La intensidad del sismo, medida en escala de Mercalli, mostró variaciones regionales: Calama y María Elena reportaron grado IV, mientras que Iquique, Alto Hospicio, El Loa y Pica registraron grado III. Este detalle revela cómo la geografía y la profundidad influyen en la percepción de los movimientos sísmicos.
Las voces ciudadanas y expertas se dividieron en cuanto a la gestión y preparación frente al evento. Por un lado, sectores de la comunidad local expresaron inquietud por la falta de información oportuna y la limitada capacidad de respuesta en infraestructura básica. 'Sentimos el temblor claramente, pero la comunicación estatal fue escasa y tardía', señaló un vecino de Calama en un foro comunitario.

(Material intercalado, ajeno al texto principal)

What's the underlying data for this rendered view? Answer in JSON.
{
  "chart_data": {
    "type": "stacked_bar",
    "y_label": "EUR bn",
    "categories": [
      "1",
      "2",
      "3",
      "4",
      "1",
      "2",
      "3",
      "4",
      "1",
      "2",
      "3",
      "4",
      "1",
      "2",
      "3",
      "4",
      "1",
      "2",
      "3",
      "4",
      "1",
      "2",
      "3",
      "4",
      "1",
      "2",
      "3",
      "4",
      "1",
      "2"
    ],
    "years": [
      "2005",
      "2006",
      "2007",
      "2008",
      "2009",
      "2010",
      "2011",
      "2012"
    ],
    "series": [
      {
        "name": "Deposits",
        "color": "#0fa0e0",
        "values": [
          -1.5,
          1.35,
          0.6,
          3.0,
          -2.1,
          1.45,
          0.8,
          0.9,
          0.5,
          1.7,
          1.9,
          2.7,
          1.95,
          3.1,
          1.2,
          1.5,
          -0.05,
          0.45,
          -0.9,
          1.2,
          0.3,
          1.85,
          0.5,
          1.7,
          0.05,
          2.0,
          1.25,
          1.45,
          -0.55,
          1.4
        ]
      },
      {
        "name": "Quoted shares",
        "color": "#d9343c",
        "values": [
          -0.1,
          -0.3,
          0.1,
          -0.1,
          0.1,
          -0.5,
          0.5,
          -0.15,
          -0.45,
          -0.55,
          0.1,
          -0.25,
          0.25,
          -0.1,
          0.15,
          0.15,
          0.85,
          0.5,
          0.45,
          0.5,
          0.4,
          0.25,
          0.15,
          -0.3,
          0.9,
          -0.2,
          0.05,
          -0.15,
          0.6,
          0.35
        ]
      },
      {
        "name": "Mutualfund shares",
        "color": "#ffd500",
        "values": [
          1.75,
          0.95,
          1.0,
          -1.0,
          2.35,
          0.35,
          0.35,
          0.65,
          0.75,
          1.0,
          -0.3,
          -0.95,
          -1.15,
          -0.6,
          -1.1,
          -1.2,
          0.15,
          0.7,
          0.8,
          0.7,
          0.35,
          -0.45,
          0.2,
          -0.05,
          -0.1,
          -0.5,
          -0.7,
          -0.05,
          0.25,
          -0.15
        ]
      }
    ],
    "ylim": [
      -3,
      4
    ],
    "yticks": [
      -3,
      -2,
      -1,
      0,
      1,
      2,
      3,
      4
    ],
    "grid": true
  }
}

Desde el ámbito gubernamental, autoridades regionales y nacionales defendieron la actuación del Sistema Nacional de Prevención y Respuesta ante Desastres (Senapred), destacando que 'los protocolos se activaron conforme a los estándares y no se registraron daños mayores ni víctimas'.
Sin embargo, expertos en sismología y gestión de riesgos han señalado que este episodio pone en evidencia la necesidad de fortalecer la educación ciudadana y la infraestructura resistente en el norte, una zona sísmicamente activa y con una población creciente. La académica de la Universidad de Chile, Dra. Marcela Rojas, advierte que 'eventos de esta magnitud son recordatorios para revisar y actualizar planes de emergencia, especialmente en ciudades mineras como Calama'.
En el plano socioeconómico, la sacudida también reavivó debates sobre la vulnerabilidad de las comunidades más expuestas y las desigualdades en el acceso a recursos para enfrentar desastres naturales. Mientras sectores más acomodados disponen de seguros y viviendas reforzadas, barrios periféricos y rurales enfrentan mayores riesgos.
Finalmente, la experiencia del sismo del 23 de julio confirma verdades irrefutables: Chile sigue siendo un país marcado por la fuerza de la naturaleza, donde la preparación y la resiliencia social son los verdaderos escudos ante la tragedia. La historia reciente recuerda que el tiempo para actuar no es después, sino antes del próximo temblor.
Este episodio, aunque menor en comparación con grandes terremotos históricos, se inscribe en un ciclo permanente de desafíos para las regiones del norte, que deben equilibrar desarrollo, seguridad y cohesión social para afrontar la imprevisibilidad sísmica.